Zur Entscheidung über die Berufung und die Beschwerde werden die Akten dem Oberlandesgericht Wien zugeleitet.
Der Angeklagten fallen die Kosten des bisherigen Rechtsmittelverfahrens zur Last.
Gründe:
[1] Mit dem angefochtenen Urteil wurde – soweit für das Verfahren über die Nichtigkeitsbeschwerde relevant – * K* des Vergehens des schweren, teils durch Einbruch begangenen Diebstahls nach §§ 127, 128 Abs 1 Z 5, 129 Abs 1 Z 2 StGB schuldig erkannt.
[2] Danach hat sie am 19. Dezember 2022 in W* R* fremde bewegliche Sachen mit auf unrechtmäßige Bereicherung gerichtetem Vorsatz weggenommen, und zwar
1) durch Einbruch, indem sie einen Holzschrank aufbrach und ca 50.000 Euro Bargeld sowie diversen Schmuck im Wert von einigen tausend Euro an sich nahm;
2) ein Kilogramm Goldbarren im Wert von ca 55.000 Euro aus einem unversperrten Kleiderschrank.
Rechtliche Beurteilung
[3] Gegen dieses Urteil richtet die Angeklagte ihre auf § 281 Abs 1 Z 5, 5a und 11 StPO gestützte Nichtigkeitsbeschwerde.
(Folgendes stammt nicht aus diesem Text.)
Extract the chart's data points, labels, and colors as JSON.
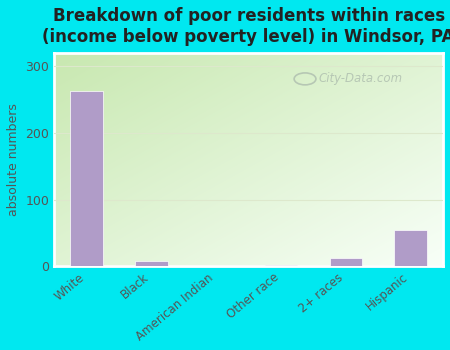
{
  "title": "Breakdown of poor residents within races\n(income below poverty level) in Windsor, PA",
  "categories": [
    "White",
    "Black",
    "American Indian",
    "Other race",
    "2+ races",
    "Hispanic"
  ],
  "values": [
    263,
    8,
    0,
    2,
    12,
    55
  ],
  "bar_color": "#b09cc8",
  "bar_edge_color": "#ffffff",
  "ylabel": "absolute numbers",
  "ylim": [
    0,
    320
  ],
  "yticks": [
    0,
    100,
    200,
    300
  ],
  "outer_bg": "#00e8f0",
  "title_fontsize": 12,
  "axis_bg_topleft": "#c8e8b0",
  "axis_bg_bottomright": "#f0faf0",
  "grid_color": "#dde8cc",
  "watermark": "City-Data.com",
  "watermark_color": "#b0c0b0",
  "frame_color": "#ffffff"
}
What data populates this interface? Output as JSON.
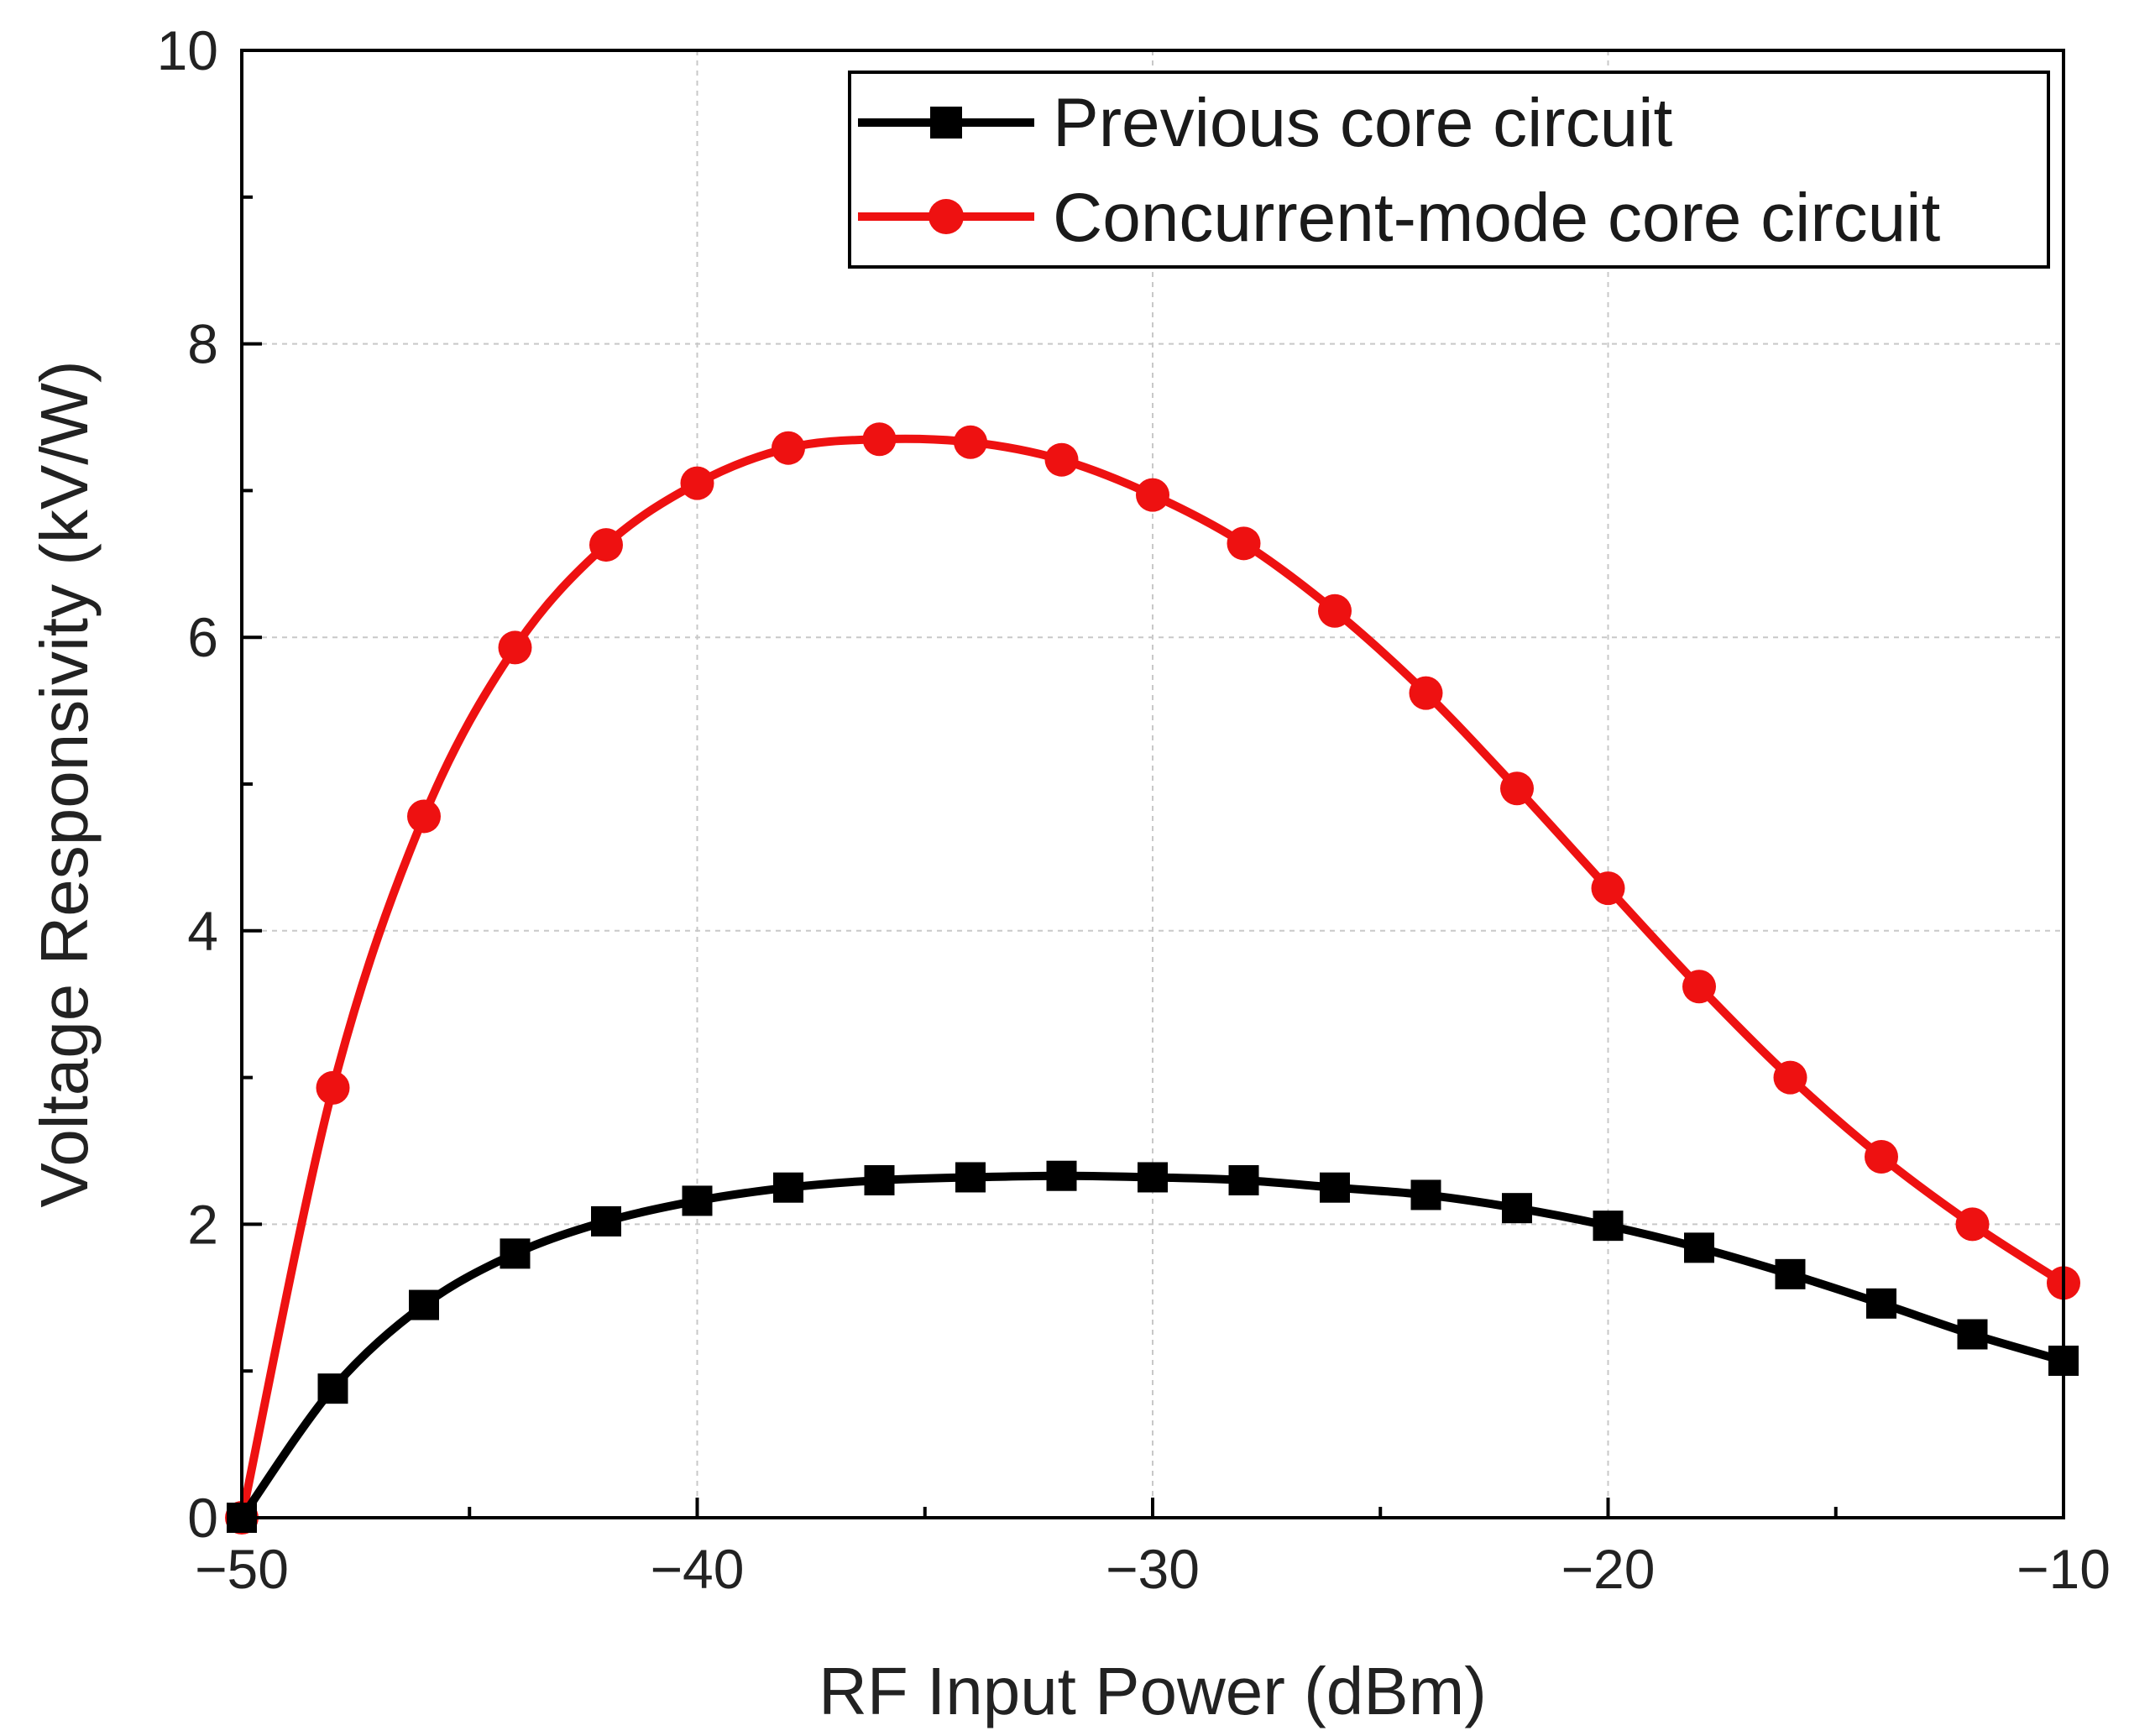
{
  "chart_data": {
    "type": "line",
    "title": "",
    "xlabel": "RF Input Power (dBm)",
    "ylabel": "Voltage Responsivity (kV/W)",
    "xlim": [
      -50,
      -10
    ],
    "ylim": [
      0,
      10
    ],
    "xticks": [
      -50,
      -40,
      -30,
      -20,
      -10
    ],
    "xtick_labels": [
      "−50",
      "−40",
      "−30",
      "−20",
      "−10"
    ],
    "yticks": [
      0,
      2,
      4,
      6,
      8,
      10
    ],
    "ytick_labels": [
      "0",
      "2",
      "4",
      "6",
      "8",
      "10"
    ],
    "grid": true,
    "legend_position": "top-right",
    "x": [
      -50,
      -48,
      -46,
      -44,
      -42,
      -40,
      -38,
      -36,
      -34,
      -32,
      -30,
      -28,
      -26,
      -24,
      -22,
      -20,
      -18,
      -16,
      -14,
      -12,
      -10
    ],
    "series": [
      {
        "name": "Previous core circuit",
        "color": "#000000",
        "marker": "square",
        "values": [
          0.0,
          0.88,
          1.45,
          1.8,
          2.02,
          2.16,
          2.25,
          2.3,
          2.32,
          2.33,
          2.32,
          2.3,
          2.25,
          2.2,
          2.11,
          1.99,
          1.84,
          1.66,
          1.46,
          1.25,
          1.07
        ]
      },
      {
        "name": "Concurrent-mode core circuit",
        "color": "#ee1111",
        "marker": "circle",
        "values": [
          0.0,
          2.93,
          4.78,
          5.93,
          6.63,
          7.05,
          7.29,
          7.35,
          7.33,
          7.21,
          6.97,
          6.64,
          6.18,
          5.62,
          4.97,
          4.29,
          3.62,
          3.0,
          2.46,
          2.0,
          1.6
        ]
      }
    ]
  }
}
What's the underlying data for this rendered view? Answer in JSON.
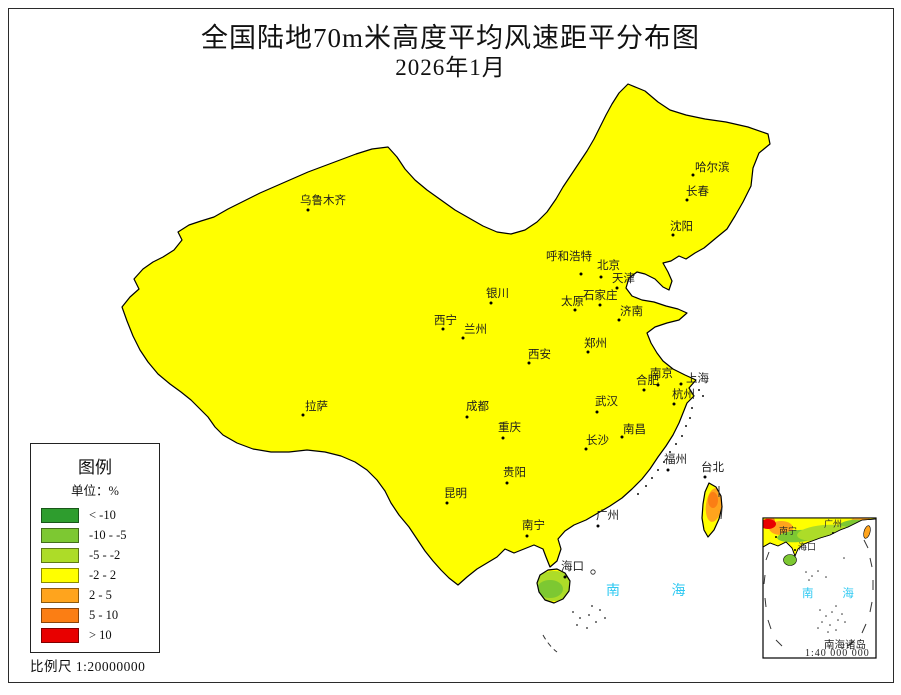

[4] Die Mängelrüge (Z 5 erster Fall) macht nicht klar, aus welchem Grund die auf den Angaben des (auch unter Berücksichtigung des hohen Alters und dessen eingeschränkter Hörkraft) als glaubhaft erachteten Opfers R* sowie der weiteren Zeugen * F* und W* fußenden (US 5 f) Feststellungen, wonach die Angeklagte Bargeld in Höhe von „ca“ 50.000 Euro sowie Schmuck im Wert „von einigen tausend“ Euro an sich nahm (US 4), undeutlich sein sollten (RIS‑Justiz RS0099425; Ratz, WK‑StPO § 281 Rz 419).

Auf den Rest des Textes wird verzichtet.